Five war songs that were inspired by actual soldiers
According to some, art and politics have no business mixing, a truly bizarre take that has seemed to gain some sort of traction in recent years, with heightened positions of power gagging the voices that are crucially needed in the world of art.
But what is art without people, and what are people, if not the politics of the world? The two will forever be interlinked so long as agency is encouraged in whatever sort of democracy we are willing to call this. So, of course, songs about the brutality and corruption of war are needed, but perhaps more so are the songs about the people who existed in it.
People whose boots were on the ground, absorbing the dark realities of conflict while celebrating the brief glimpses of companionship shared between these troubled youngsters, bolted out the door and got to fighting.
Artists may not have been able to contribute in that same honourable way, but penning their experiences in a song and subjecting it to artistic immortality? Please, try and convince me that that’s not important to the lifeblood of politics. Listen to these five songs and try to believe that art and politics should be kept separate, because to me, it feels impossible.
Five war songs inspired by real soldiers:
‘What’s Happening Brother’ – Marvin Gaye

Beyond the gore of warfare are just the everyday conversations that mean so much to those involved, and that’s ultimately what ‘What’s Happening Brother’ denotes. Inspired by conversations had with his brother Frankie, who served three years in the Vietnam War, the song highlights the social adjustments that are made for those not on the front line.
“What’s been shaking up and down the line? / I want to know, because I’m slightly behind the times,” Gaye sings in the final verse before bleeding into the next track of his socially provoking concept album.
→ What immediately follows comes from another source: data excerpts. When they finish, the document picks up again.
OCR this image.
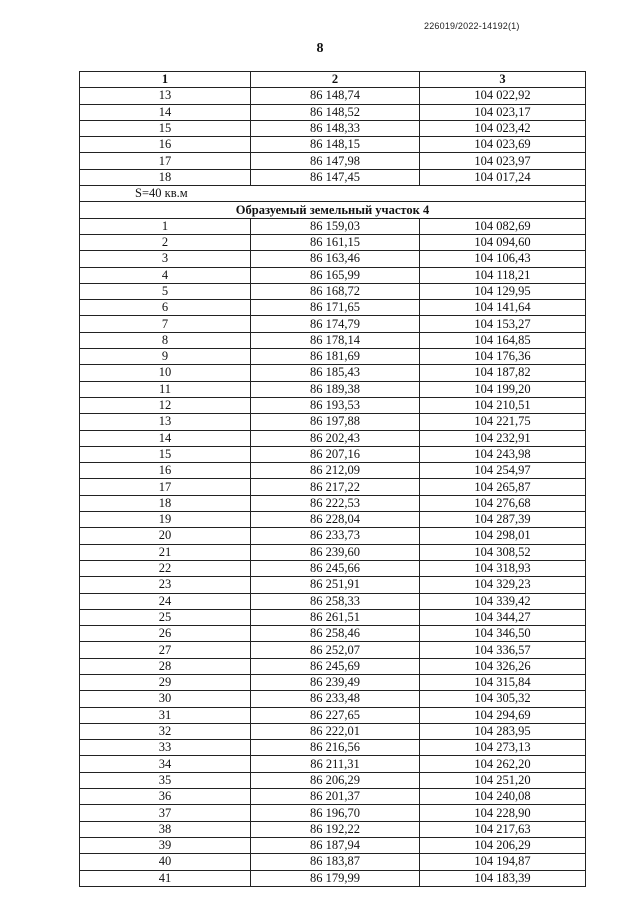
226019/2022-14192(1)
8
1	2	3
13	86 148,74	104 022,92
14	86 148,52	104 023,17
15	86 148,33	104 023,42
16	86 148,15	104 023,69
17	86 147,98	104 023,97
18	86 147,45	104 017,24
S=40 кв.м		
Образуемый земельный участок 4		
1	86 159,03	104 082,69
2	86 161,15	104 094,60
3	86 163,46	104 106,43
4	86 165,99	104 118,21
5	86 168,72	104 129,95
6	86 171,65	104 141,64
7	86 174,79	104 153,27
8	86 178,14	104 164,85
9	86 181,69	104 176,36
10	86 185,43	104 187,82
11	86 189,38	104 199,20
12	86 193,53	104 210,51
13	86 197,88	104 221,75
14	86 202,43	104 232,91
15	86 207,16	104 243,98
16	86 212,09	104 254,97
17	86 217,22	104 265,87
18	86 222,53	104 276,68
19	86 228,04	104 287,39
20	86 233,73	104 298,01
21	86 239,60	104 308,52
22	86 245,66	104 318,93
23	86 251,91	104 329,23
24	86 258,33	104 339,42
25	86 261,51	104 344,27
26	86 258,46	104 346,50
27	86 252,07	104 336,57
28	86 245,69	104 326,26
29	86 239,49	104 315,84
30	86 233,48	104 305,32
31	86 227,65	104 294,69
32	86 222,01	104 283,95
33	86 216,56	104 273,13
34	86 211,31	104 262,20
35	86 206,29	104 251,20
36	86 201,37	104 240,08
37	86 196,70	104 228,90
38	86 192,22	104 217,63
39	86 187,94	104 206,29
40	86 183,87	104 194,87
41	86 179,99	104 183,39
Because there is ultimately a whole life that is lived after the brutality of war, when soldiers are tasked with integrating back into normal society, and this song seeks to expose that.
‘The Ballad Of Ira Hayes’ – Johnny Cash

Like Gaye’s hit, ‘The Ballad Of Ira Hayes’ exposes the aftermath of soldiers returning to the Western world, but in a much more visceral fashion. Written by folk singer Peter La Farge originally, but brought to life through the bruising voice of Johnny Cash, it tells the story of a Pima Native American Marine who helped raise the flag on Iwo Jima but died from alcoholism after facing prejudice and PTSD upon returning home.
It felt particularly pertinent for Cash, who believed that his lineage traced back to the Cherokee, and sought to use the song to highlight the wider injustices that the Native American community faced. To further enforce that message to the wider American public, he published an open letter in Billboard that asked, “DJs, station managers, owners, etc., where are your guts?”
‘Rooster’ – Alice In Chains

Alice In Chains guitarist Jerry Cantrell wrote the song about his father, whose nickname amongst his platoon during the Vietnam War was ‘Rooster’. The song traces Rooster’s resilience, from the very beginning of his journey, as a soldier being shipped to a bloody war, leaving a wife and child behind, all the way to the companionship shown to his fellow soldiers.
As something of an archetype built by the American military system, Cantrell’s father wouldn’t talk about the war, so Jerry crafted the lyrics based on his perception of his father’s feelings and experiences, told from his lens. He said, “I was never in Vietnam, and he won’t talk about it, but when I wrote this, it felt right…like these were things he might have felt or thought”.
‘Harry Patch (In Memory Of)’ – Radiohead

Radiohead’s song was inspired by a 2005 interview on the Today programme with ex-World War I soldier Harry Patch. Yorke explained, “The way he talked about war had a profound effect on me. It became the inspiration for a song that we happened to record a few weeks before his death”.
He was the last surviving World War I veteran to fight in the trenches at the time of the band’s recording and sought to be nothing more than a tribute to the great soldier, so much so that the bulk of the song’s lyrics featured quotes from Patch himself, “I am the only one that got through / The others died wherever they fell”.
‘Dear Old America’ – Heart

Ann and Nancy Wilson’s father, John Bushrod Wilson Jr, was a highly decorated Marine Corps officer who inspired their song, but it wasn’t a song that celebrated the field heroism of their father, rather the day-to-day kind that they experienced at home upon his return, and moreover, the hidden demons left to fight once they do.
Ann Wilson explained that ‘Dear Old America’ was “Written through the eyes of a soldier, when they think about what it’s like to be shipped out, what it’s like to be there and then what it’s like to re-enter and come back and not be able to really explain to anybody over here in America what you just saw.”